There is growing awareness that there are differences between the sexes in a number of systems involved in the regulation of blood pressure and chronic kidney disease although few studies have been performed specifically to evaluate the role of sex chromosomal complement on renal disease progression. Although the RAS has been identified as a candidate pathway contributing to sex differences in the development and progression of chronic renal disease, the molecular mechanisms responsible are still relatively unknown. The approach often taken assumes that the basis of the renal injury is similar in males and females; just the magnitude of the response differs. However, on the basis of the vast number of differences that have been identified in cardiovascular physiology, pathophysiology, and pharmacology, it is not unreasonable to propose that the pathway by which males and females develop renal disease may be distinct. For example, among males there is little doubt that activation of the classical RAS significantly contributes to the development of chronic renal disease.
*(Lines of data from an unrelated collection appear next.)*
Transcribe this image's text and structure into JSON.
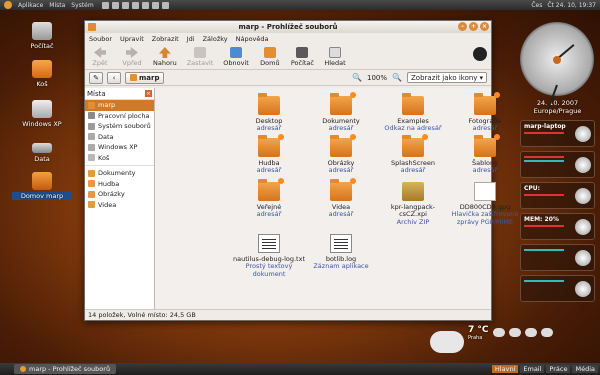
{
  "top_panel": {
    "menus": [
      "Aplikace",
      "Místa",
      "Systém"
    ],
    "right_text": "Čes",
    "clock": "Čt 24. 10, 19:37"
  },
  "desktop_icons": [
    {
      "label": "Počítač"
    },
    {
      "label": "Koš"
    },
    {
      "label": "Windows XP"
    },
    {
      "label": "Data"
    },
    {
      "label": "Domov marp"
    }
  ],
  "window": {
    "title": "marp - Prohlížeč souborů",
    "menus": [
      "Soubor",
      "Upravit",
      "Zobrazit",
      "Jdi",
      "Záložky",
      "Nápověda"
    ],
    "toolbar": {
      "back": "Zpět",
      "forward": "Vpřed",
      "up": "Nahoru",
      "stop": "Zastavit",
      "reload": "Obnovit",
      "home": "Domů",
      "computer": "Počítač",
      "search": "Hledat"
    },
    "location": {
      "crumb": "marp",
      "zoom": "100%",
      "view": "Zobrazit jako ikony"
    },
    "sidebar": {
      "header": "Místa",
      "places": [
        "marp",
        "Pracovní plocha",
        "Systém souborů",
        "Data",
        "Windows XP",
        "Koš"
      ],
      "bookmarks": [
        "Dokumenty",
        "Hudba",
        "Obrázky",
        "Videa"
      ]
    },
    "files": [
      {
        "name": "Desktop",
        "type": "adresář"
      },
      {
        "name": "Dokumenty",
        "type": "adresář"
      },
      {
        "name": "Examples",
        "type": "Odkaz na adresář"
      },
      {
        "name": "Fotografie",
        "type": "adresář"
      },
      {
        "name": "Hudba",
        "type": "adresář"
      },
      {
        "name": "Obrázky",
        "type": "adresář"
      },
      {
        "name": "SplashScreen",
        "type": "adresář"
      },
      {
        "name": "Šablony",
        "type": "adresář"
      },
      {
        "name": "Veřejné",
        "type": "adresář"
      },
      {
        "name": "Videa",
        "type": "adresář"
      },
      {
        "name": "kpr-langpack-csCZ.xpi",
        "type": "Archiv ZIP"
      },
      {
        "name": "DD800CD8.gpg",
        "type": "Hlavička zašifrované zprávy PGP/MIME"
      },
      {
        "name": "nautilus-debug-log.txt",
        "type": "Prostý textový dokument"
      },
      {
        "name": "botlib.log",
        "type": "Záznam aplikace"
      }
    ],
    "status": "14 položek, Volné místo: 24,5 GB"
  },
  "widgets": {
    "date": "24. 10. 2007",
    "tz": "Europe/Prague",
    "host": "marp-laptop",
    "cpu": "CPU:",
    "mem": "MEM: 20%"
  },
  "weather": {
    "temp": "7 °C",
    "detail": "Praha"
  },
  "bottom_panel": {
    "task": "marp - Prohlížeč souborů",
    "workspaces": [
      "Hlavní",
      "Email",
      "Práce",
      "Média"
    ]
  }
}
As outlined in this review, however, the data are not as compelling to support a role for the classical RAS in mediating hypertension and renal disease in females. This may be related to basic differences in males and females concerning the metabolism of ANG II, differential angiotensin receptor expression and activation, differential activation of signal transduction cascades, or many other differences. It is not debated that females are inherently different from males, so why cannot the pathway to disease progression also be inherently different?